Using Gillcrist's known genetic matches, Gillmor began the painstaking process of constructing family trees that might lead to the birth father. She looked for duplicate family names and clear patterns in Gillcrist's trees.

Credit: WBIR
Gillcrist said Bishop had a mole on one side of his face; she was one on the other.

She also looked for common geography.

She spotted a name -- St. Germain -- in the family trees of several cousins. She found another name that stuck out -- Corder. 

That led her to find where a Bishop had married a Corder in the late 1800s, and she was also able to find where a Bishop -- William Bradford Bishop Sr. -- married a St. Germain -- Lobelia Amaryllis St. Germain.

The Bishops lived in California, and they had one child, William Bradford Bishop Jr.

"It all made perfect sense," Gillmor said.

The genealogist said she is "99.9 percent sure we've got the right father."

Gillmor typed Bishop's name into Facebook and was astonished at the information that popped up.

Then she called Gillcrist down in Georgia.

"Are you sitting down?" she asked.

BE CAREFUL WHAT YOU WISH FOR

Gillcrist wishes she could compare her DNA to genetic evidence gathered from the Bishop crime scene in Maryland. When Bishop killed his family, he spilled a lot of blood.

So far, she said, she's not had any luck.

She's spoken with Montgomery County authorities, but they're not sure they could share the information. And while her story is interesting, they gave her the impression it's not particularly relevant to their murder investigation.
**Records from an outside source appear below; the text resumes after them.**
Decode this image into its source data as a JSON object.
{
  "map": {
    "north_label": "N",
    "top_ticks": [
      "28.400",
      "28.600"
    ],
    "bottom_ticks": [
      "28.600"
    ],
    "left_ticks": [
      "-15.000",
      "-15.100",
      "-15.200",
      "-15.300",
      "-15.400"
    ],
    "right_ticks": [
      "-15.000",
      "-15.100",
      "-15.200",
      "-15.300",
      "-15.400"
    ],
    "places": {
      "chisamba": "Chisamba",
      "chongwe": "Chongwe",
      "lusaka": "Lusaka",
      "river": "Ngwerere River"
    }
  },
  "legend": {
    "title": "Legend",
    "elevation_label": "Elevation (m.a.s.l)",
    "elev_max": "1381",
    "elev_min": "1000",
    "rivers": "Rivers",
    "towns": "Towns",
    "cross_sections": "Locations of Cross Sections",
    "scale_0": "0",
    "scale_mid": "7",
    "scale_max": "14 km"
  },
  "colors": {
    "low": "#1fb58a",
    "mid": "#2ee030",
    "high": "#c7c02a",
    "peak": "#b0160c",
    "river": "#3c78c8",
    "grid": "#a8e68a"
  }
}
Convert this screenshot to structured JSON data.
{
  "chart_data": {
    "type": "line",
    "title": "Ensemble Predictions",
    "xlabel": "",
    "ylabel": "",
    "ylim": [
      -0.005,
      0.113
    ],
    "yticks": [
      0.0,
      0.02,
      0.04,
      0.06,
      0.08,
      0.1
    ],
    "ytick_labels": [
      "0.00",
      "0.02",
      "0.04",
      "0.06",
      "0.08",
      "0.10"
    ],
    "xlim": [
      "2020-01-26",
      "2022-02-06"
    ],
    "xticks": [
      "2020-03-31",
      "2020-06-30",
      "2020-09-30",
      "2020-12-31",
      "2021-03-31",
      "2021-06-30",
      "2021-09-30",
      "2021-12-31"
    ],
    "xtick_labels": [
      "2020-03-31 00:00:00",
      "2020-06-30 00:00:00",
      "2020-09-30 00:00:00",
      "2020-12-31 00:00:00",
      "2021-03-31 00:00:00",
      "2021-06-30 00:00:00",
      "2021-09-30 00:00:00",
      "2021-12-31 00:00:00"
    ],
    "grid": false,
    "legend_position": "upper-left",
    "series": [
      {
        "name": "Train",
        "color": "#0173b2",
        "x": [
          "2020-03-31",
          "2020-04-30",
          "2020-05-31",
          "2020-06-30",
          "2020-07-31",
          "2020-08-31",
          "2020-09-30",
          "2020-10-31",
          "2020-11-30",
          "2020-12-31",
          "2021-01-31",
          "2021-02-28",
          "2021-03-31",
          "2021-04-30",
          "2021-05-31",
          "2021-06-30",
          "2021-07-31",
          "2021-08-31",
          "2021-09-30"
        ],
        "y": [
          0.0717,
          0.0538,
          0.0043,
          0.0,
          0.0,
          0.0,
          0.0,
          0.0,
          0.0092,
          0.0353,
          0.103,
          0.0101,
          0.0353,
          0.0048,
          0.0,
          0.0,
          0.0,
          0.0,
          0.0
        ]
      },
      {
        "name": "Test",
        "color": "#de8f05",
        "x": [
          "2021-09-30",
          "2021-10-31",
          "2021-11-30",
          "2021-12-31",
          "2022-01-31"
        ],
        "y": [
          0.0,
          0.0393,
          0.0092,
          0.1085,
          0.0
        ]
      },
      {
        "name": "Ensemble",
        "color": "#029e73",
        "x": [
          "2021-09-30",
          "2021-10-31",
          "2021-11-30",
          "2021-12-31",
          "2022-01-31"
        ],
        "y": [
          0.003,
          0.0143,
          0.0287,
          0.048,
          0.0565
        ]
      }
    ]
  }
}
WBIR reached out to the Montgomery County sheriff but hadn't heard back as the story prepared for air.

No matter to Gillcrist. She's convinced she's found her birth father, and she said the resemblance in photos of the two -- and that of Bishop's mother Lobelia -- appear obvious to her.

Bishop as he may look today

She sees him, too, in her own personality traits: Her drive to succeed, her wish to be recognized, even her sometimes anxious moments.

Coaxed on by friends and stuck in the house because of COVID-19, Gillcrist decided to write a book about her journey and discovery. It's called "It's In My Genes" and it's available on Amazon.

Gillmor contributed her own chapter, explaining her genealogical detective work.

Credit: Submitted
Lobelia St. Germain Bishop, murdered in 1976 by her son, William Bradford Bishop Jr.

Gillcrist, who now lives in North Carolina, hopes some day to visit Bishop's last known spots -- the remote woods where he dumped the bodies of her apparent grandmother and half siblings, and the Elkmont parking lot where he parked the station wagon for the very last time.

Now that her birth mother is dead, she doubts she'll ever know how she met Bishop, who would have been age 20 in the fall of 1956. Did Bishop go up to Boston in the fall of 1956 from New Haven? Or did her birth mother travel down to Connecticut, meet Bishop and end up spending the night?

Credit: WBIR
The 1974 Chevy station wagon Bishop left behind in the Smokies.

She thinks her father is still out there somewhere.

While Gillcrist is content about her background, she wants anyone thinking of getting a genetic test to know that there can be consequences. You can learn things you didn't expect.

"You've gotta take DNA searches seriously -- how it can upset other people's families," she said. "I mean, I traumatized several people just by popping up."

Credit: Kathy Gillcrist
Kathy Gillcrist and her newly discovered family.